Üblicherweise werden vor Gipfeln bereits Papiere abgestimmt und dann beim eigentlichen Termin nur noch zu Ende verhandelt, so dass anschließend ein Ergebnis verkündet werden kann. Ministerin Stark-Watzinger will nach eigenen Angaben bewusst einen anderen Weg gehen und stattdessen mit dem Gipfel einen Prozess anstoßen: Eine Arbeitsgruppe von Bund, Ländern, Kommunen und Experten soll eingerichtet werden, die Vorschläge für eine bessere Zusammenarbeit zwischen Bund, Ländern und Kommunen zusammentragen soll. Das Bildungsministerium „zäumt das Pferd vom Schwanz auf“, kritisierte Lorz.

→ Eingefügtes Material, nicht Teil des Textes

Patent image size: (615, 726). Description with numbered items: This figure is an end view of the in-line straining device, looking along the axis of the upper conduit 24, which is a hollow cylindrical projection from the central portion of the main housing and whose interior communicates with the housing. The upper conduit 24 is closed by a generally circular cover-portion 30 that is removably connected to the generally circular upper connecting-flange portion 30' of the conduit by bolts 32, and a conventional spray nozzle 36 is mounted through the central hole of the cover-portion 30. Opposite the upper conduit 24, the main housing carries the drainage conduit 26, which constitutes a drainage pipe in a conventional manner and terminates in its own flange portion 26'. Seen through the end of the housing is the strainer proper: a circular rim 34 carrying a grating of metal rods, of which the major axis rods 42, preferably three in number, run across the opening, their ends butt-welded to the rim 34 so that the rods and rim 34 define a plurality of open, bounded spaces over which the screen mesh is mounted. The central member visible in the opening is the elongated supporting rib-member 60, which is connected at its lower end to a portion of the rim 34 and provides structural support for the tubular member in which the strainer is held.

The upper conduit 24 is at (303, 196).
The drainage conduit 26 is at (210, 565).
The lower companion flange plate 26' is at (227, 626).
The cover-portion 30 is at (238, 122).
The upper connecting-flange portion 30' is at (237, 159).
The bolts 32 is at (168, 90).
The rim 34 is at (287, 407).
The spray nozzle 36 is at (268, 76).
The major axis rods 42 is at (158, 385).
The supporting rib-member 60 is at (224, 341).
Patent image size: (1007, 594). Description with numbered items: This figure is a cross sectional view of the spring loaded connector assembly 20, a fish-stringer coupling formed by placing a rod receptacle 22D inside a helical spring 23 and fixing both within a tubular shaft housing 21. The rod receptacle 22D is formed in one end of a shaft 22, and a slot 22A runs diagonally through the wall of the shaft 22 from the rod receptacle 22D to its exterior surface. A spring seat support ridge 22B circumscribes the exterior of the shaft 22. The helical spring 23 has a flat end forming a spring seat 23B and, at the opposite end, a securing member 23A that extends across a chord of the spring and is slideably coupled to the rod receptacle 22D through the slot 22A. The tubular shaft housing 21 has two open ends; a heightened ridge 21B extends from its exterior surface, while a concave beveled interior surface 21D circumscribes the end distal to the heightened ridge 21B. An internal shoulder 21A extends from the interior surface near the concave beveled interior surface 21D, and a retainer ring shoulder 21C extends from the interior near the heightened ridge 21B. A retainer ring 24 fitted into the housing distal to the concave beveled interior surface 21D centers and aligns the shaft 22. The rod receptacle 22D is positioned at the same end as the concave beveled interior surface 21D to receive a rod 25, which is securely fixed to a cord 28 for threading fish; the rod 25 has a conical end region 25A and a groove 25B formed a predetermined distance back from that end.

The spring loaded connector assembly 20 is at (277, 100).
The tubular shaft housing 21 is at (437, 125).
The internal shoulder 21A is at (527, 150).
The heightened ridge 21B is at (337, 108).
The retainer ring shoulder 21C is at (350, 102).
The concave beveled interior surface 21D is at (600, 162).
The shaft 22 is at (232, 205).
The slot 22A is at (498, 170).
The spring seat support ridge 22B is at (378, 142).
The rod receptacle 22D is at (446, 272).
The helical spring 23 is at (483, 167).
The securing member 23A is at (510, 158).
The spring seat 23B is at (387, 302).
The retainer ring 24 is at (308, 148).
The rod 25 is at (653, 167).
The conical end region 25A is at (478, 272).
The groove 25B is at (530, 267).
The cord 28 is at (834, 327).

Bildungssenatorin Astrid-Sabine Busse im Abgeordnetenhaus in Berlin. Die Senatorin hat keine großen Erwartungen an den Bildungsgipfel.  
Bildungssenatorin Astrid-Sabine Busse im Abgeordnetenhaus in Berlin. Die Senatorin hat keine großen Erwartungen an den Bildungsgipfel.   Imago/Emmanuele Contini

Auch an der Gipfel-Besetzung gibt es Kritik: Es lasse nichts Gutes erahnen, dass Bundeskanzler Olaf Scholz (SPD) der Konferenz fernbleibe, sagte der bildungspolitische Sprecher der CDU/CSU-Bundestagsfraktion, Thomas Jarzombek (CDU). 

Busse ohne große Erwartung beim Gipfel 

Skeptische Töne kamen aber nicht nur aus der Union. Berlins Bildungssenatorin Astrid-Sabine Busse (SPD), turnusgemäß Präsidentin der Kultusministerkonferenz (KMK) und beim Gipfel dabei, sagte vorab: „Ich freue mich auf hoffentlich konstruktive Gespräche, aber ich gehe ohne allzu große Erwartungen dorthin, zumal auch keine konkreten Ziele vorher mit der KMK und den Bundesländern besprochen wurden.“

Meidinger kritisiert „Kindergarten“

Deutliche Kritik an allen Akteuren kam vom Chef des Deutschen Lehrerverbands, Heinz-Peter Meidinger: „Wenn es weder die Mehrheit der Schulministerien als auch der Bundeskanzler selbst für nötig empfinden, am Bildungsgipfel anwesend zu sein, wenn offensichtlich nicht einmal die Regierungsparteien selbst mit einem abgestimmten Konzept in die Beratungen gehen (...), dann werden die politischen Entscheidungsträger ihrer Verantwortung nicht gerecht“, sagte er. Das Kompetenzgezerre im Vorfeld erinnere mehr an einen Kindergarten als an eine ernsthafte inhaltliche Diskussion.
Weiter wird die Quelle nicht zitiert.